[Date Prev][Date Next][Thread Prev][Thread Next][Date Index][Thread Index]

Re: [HTCondor-users] does condor_off -peaceful -daemon startd node; works for vanilla jobs?



Hi,

now I can answer some of my questions:
condor_off -peaceful -daemon startd node
works for vanilla jobs if MaxJobRetirementTime was not set to a low value or 0 
(Thanks Todd for explain this).

It is not possible for running jobs to change
MaxJobRetirementTime=0 which was set by niceuser=true with condor_qedit
It is only possible overwriting this value with condor_qedit before the job 
starts.
This means this is no option for very long (days or weeks) running jobs.

It is not possible to avoid that niceuser=true sets
MaxJobRetirementTime=0 by changing condor_config.local.
Not on the scheduler, startd node or condor host.
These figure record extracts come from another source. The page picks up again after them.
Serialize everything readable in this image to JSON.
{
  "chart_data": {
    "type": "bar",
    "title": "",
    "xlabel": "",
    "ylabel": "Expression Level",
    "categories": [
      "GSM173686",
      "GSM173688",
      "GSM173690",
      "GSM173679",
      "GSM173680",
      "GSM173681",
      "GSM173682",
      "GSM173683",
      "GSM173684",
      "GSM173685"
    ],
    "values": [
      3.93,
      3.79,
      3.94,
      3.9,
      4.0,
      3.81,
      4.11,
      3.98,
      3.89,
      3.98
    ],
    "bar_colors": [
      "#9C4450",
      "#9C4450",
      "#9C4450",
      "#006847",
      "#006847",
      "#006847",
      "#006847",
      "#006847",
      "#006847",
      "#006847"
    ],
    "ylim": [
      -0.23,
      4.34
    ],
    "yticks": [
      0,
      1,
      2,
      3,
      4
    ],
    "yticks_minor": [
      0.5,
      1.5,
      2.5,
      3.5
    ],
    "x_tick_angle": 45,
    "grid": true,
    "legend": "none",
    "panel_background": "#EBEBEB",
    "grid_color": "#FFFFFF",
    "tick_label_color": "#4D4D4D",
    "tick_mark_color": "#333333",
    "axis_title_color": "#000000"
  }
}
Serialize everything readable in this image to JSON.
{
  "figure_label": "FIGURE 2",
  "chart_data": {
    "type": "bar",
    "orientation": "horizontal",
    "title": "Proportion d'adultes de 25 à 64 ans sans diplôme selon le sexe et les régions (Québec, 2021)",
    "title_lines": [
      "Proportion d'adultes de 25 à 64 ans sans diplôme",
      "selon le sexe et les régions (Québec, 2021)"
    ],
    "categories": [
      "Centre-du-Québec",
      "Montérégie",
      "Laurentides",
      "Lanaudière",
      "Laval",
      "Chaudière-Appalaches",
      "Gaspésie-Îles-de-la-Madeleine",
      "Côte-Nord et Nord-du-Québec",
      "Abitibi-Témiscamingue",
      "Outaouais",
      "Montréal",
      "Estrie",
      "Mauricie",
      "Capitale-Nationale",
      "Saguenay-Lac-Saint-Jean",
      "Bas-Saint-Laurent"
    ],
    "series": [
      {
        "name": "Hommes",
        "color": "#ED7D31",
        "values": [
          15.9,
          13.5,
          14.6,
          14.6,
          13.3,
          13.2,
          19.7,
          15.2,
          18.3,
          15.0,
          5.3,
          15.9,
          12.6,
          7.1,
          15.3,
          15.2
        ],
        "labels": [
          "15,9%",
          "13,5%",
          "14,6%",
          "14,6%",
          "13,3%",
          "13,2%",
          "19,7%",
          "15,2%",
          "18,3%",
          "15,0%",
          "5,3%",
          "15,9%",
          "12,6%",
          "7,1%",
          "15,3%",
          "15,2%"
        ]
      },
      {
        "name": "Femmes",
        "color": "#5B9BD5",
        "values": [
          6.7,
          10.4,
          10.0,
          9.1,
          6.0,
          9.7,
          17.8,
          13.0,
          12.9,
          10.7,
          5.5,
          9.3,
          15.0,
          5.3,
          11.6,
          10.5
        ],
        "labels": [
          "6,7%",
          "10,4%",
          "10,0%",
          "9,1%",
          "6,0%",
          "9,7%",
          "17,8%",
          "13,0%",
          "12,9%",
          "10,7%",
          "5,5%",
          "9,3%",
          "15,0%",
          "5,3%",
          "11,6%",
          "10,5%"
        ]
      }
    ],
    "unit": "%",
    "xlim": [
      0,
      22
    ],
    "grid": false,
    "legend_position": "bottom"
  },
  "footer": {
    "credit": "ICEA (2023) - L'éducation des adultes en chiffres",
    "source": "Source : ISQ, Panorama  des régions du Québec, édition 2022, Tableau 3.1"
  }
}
But at least a user can set 

MaxJobRetirementTime=999999999
in the submit description file and this overwrites MaxJobRetirementTime=0
set by niceuser=true. The order doesn't matter.

Do I missed something?

Best
Harald


On Friday 19 August 2016 15:05:42 Harald van Pee wrote:
> Hi Todd,
> 
> many thanks for your help.
> Now I start understanding, its the niceuser=true statement!
> 
> Unfortunatelly this is our default, beause our standard usage are
> serveral users with thousands of not too long running ( <2h ) jobs from
> each user in a cluster with around 200 cores. They all start with
> niceuser=true and this have the desired effect, that there are allways
> serveral cores free for time critical jobs (or impatient users), which can
> just start as normal user and mostly allways get enough jobs running.
> 
> Unfortunately I have not found how one can set the MaxJobRetirementTime
> for a job with niceuser=true. Have I overlooked something?
> Or does this mean that every user have to set it in the descrition file?
> Or can I set it with condor_qedit?
> Any suggestions?
> 
> best regards
> 
> Harald
> 
<snip>